St. Petersburg NOOD to offer ORC

Published on November 17th, 2021

Known as the NOOD, the National Offshore One Design series was founded in 1988 to help foster the growing interest in racing one design keelboats. Over 30 years later, North America’s largest sailing regatta circuit continues with the 2022 schedule returning to five familiar venues:

• February 18-20 – St Petersburg, FL
• March 25-27 – San Diego, CA
• May 13-15 – Annapolis, MD
• June 10-12 – Chicago, IL
• July 28-31 – Marblehead, MA

Since its inception, the series has continued to adapt to the changing landscape of racing in the United States. For the 2022 edition of the St.
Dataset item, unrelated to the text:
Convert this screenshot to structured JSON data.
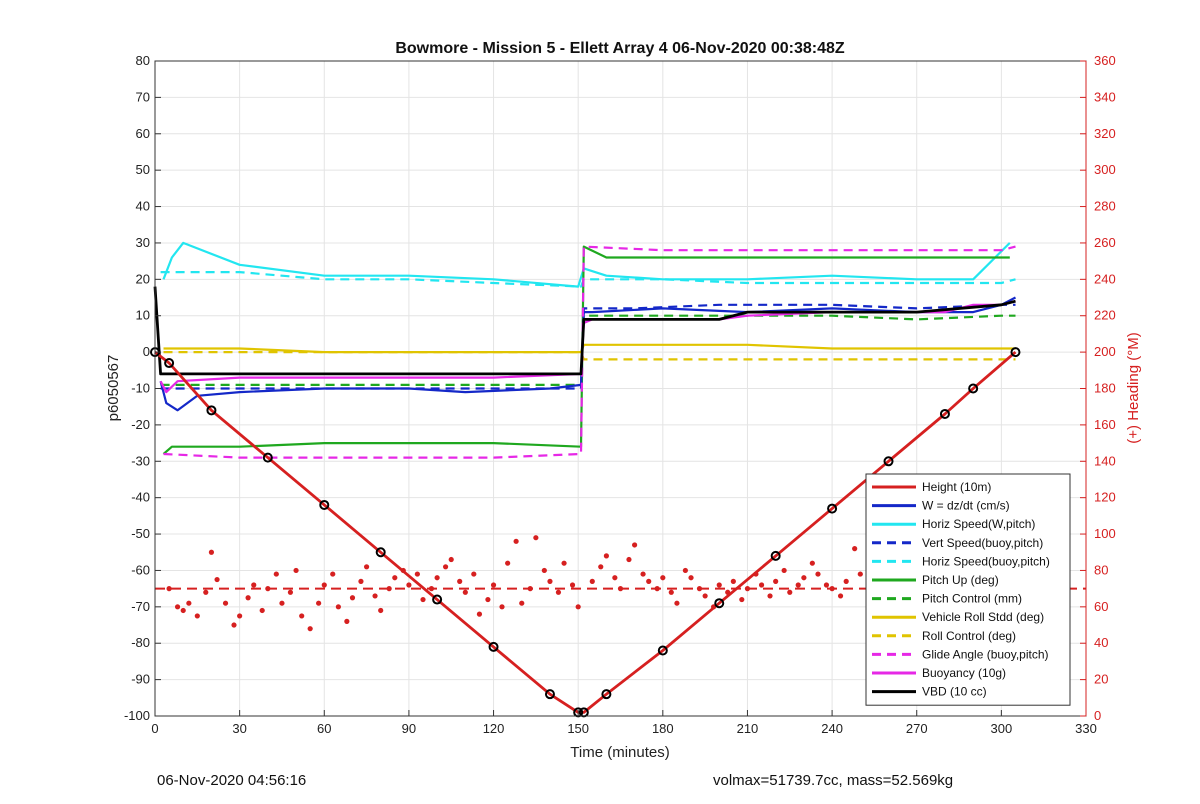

Petersburg NOOD, that translates to the addition of ORC racing for the first time and the introduction of Mixed-Plus trophies.

While most of the five NOOD venues remain predominately one-design class racing, handicap fleets have been included in some fashion across all events, especially St. Petersburg, which enjoys a vibrant and highly competitive handicap scene on Tampa Bay.
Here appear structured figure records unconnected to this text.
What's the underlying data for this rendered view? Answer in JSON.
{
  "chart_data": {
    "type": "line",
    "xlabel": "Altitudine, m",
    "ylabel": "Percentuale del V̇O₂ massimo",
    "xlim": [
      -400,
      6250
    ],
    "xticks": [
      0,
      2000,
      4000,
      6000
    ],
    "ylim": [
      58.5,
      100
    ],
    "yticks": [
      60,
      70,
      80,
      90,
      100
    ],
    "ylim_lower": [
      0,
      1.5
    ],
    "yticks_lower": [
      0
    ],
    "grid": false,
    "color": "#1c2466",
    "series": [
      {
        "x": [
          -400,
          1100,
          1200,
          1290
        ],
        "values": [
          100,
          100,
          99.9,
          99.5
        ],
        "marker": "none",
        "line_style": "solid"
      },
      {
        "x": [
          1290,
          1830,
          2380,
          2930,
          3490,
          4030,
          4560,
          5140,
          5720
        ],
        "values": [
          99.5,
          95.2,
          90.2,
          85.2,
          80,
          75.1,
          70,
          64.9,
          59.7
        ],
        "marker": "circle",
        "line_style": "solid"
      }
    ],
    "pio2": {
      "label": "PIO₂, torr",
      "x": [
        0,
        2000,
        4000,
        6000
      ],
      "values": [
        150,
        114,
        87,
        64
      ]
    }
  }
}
For 2022, the local spinnaker fleet has switched from PHRF to ORC racing for the entirety of its 2021-’22 Suncoast Boat of the Year series, which includes the NOOD.

“PHRF has been good for the local fleet, but it does have its pitfalls,” says St. Petersburg YC’s George Pennington. “Some people are ready for a change that might be better and that’s where the ORC is coming from. We’re trying to welcome it with open arms and get competitors to come onboard.”
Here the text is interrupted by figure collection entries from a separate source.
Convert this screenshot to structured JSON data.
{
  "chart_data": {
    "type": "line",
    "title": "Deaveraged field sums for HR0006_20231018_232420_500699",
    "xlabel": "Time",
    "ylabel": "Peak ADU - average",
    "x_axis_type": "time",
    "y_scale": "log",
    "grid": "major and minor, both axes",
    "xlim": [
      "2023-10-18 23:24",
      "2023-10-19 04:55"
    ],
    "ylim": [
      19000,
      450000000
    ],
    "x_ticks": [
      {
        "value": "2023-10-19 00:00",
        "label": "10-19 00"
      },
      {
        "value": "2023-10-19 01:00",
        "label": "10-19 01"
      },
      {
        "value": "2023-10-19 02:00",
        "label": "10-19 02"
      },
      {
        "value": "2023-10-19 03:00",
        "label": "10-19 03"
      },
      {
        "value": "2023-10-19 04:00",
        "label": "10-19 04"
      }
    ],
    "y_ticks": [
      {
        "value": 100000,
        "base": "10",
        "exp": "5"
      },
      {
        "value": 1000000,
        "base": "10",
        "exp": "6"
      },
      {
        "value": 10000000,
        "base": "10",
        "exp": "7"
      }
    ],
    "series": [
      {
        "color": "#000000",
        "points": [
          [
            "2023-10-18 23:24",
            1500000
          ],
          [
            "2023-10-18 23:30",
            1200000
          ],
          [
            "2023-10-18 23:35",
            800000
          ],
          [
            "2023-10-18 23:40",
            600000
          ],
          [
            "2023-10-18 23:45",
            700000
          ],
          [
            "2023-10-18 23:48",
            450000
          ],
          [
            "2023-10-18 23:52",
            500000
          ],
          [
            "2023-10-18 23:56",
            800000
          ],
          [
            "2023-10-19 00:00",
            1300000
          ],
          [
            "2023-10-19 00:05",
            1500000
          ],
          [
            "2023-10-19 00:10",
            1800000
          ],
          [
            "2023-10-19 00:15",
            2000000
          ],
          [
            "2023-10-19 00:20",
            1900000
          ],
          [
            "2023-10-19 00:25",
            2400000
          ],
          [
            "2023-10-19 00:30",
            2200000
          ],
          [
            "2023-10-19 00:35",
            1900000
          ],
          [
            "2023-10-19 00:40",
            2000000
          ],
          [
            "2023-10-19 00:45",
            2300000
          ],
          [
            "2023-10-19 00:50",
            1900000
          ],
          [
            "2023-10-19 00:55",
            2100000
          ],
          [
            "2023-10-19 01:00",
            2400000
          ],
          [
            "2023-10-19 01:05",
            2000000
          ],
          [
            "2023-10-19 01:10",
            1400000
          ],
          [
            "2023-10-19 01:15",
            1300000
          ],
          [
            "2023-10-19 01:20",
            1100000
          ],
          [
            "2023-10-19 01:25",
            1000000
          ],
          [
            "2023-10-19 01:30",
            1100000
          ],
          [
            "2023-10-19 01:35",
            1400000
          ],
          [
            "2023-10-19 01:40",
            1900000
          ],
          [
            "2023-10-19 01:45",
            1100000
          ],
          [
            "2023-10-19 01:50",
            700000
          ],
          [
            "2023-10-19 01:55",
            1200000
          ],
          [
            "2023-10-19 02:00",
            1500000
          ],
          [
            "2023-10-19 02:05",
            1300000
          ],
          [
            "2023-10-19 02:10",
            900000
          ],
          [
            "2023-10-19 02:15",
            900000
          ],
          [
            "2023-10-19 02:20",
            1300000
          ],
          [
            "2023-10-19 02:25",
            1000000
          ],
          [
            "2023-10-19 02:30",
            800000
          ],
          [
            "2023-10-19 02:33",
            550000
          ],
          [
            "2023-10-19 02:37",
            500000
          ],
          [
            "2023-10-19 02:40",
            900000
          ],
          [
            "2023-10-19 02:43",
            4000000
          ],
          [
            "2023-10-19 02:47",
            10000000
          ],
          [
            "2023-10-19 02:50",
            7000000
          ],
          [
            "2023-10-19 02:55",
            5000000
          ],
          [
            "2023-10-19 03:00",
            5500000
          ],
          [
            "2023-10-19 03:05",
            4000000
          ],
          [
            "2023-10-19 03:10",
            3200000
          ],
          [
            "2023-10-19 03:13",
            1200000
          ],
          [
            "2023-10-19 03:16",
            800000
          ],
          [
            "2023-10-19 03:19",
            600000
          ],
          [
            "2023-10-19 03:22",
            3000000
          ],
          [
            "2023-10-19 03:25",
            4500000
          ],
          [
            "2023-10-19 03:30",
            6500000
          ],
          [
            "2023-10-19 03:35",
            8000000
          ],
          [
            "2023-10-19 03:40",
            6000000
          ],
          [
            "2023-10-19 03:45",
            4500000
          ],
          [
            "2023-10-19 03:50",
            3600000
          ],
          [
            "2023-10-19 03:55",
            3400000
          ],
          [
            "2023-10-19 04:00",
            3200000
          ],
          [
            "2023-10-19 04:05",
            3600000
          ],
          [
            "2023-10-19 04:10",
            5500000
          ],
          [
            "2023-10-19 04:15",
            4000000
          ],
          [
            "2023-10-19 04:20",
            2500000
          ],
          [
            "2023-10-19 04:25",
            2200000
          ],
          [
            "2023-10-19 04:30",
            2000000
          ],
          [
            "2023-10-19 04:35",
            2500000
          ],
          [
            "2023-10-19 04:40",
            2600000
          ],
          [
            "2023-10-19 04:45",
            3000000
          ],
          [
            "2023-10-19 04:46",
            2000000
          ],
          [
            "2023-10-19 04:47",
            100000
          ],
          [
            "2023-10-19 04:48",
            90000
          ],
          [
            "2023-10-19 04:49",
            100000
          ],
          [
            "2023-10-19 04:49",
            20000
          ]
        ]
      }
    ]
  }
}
Also new for the St. Petersburg NOOD is the awarding of Mixed-Plus trophies, an initiative kickstarted by J/70 world champion and professional sailor Willem van Waay, of San Diego. The concept, says Van Waay, is to encourage J/70 owners to include top-level female sailors into their teams.

“In the J/70 class especially, the main trimmer/tactician spot is taken by the guy pros and those guys have always been giving the opportunities that women haven’t been given,” say Van Waay. “Because of this, these guys have learned a lot of the tricks and they’re now the stars and making great money.

“Clearly, we need to get our talented women into a keelboat or sportboat class that they can compete in, because at any J/70 or Melges 24 event you’ll see six or seven women on the scene, but there’s a hundred guys.”

The best way to force change, he says, is for there to be a class where there are unlimited pros, but “you have to have two men and two women and the owner has to drive. Then, all of a sudden, an owner who buys a boat has to find two women—not the lightest women, but the best women.”

“I’ve had so many women come up to me that want to do it, and I think it will be popular,” Van Waay adds. “Those [owners] who do this will get the top women, the right pros and be ready. They will beat the all-dude teams that just want to sail that way, and that’s what we want to happen. We want the women to do well and win. I think with that there will be some obvious results for potential change for women to get more opportunities.”

To be eligible for the J/70 class’s Mixed-Plus trophy, the crew composition may only have two adult (over age 21) males and only one adult male may be categorized as World Sailing Group 3 (professional).

The Mixed-Plus division will be scored as a sub-division of the whole fleet using the competitor’s actual scores. To further promote the Mixed-Plus concept across other St. Petersburg NOOD classes, organizers will also award top teams with 50-percent or more female crew from classes with 12 more boats.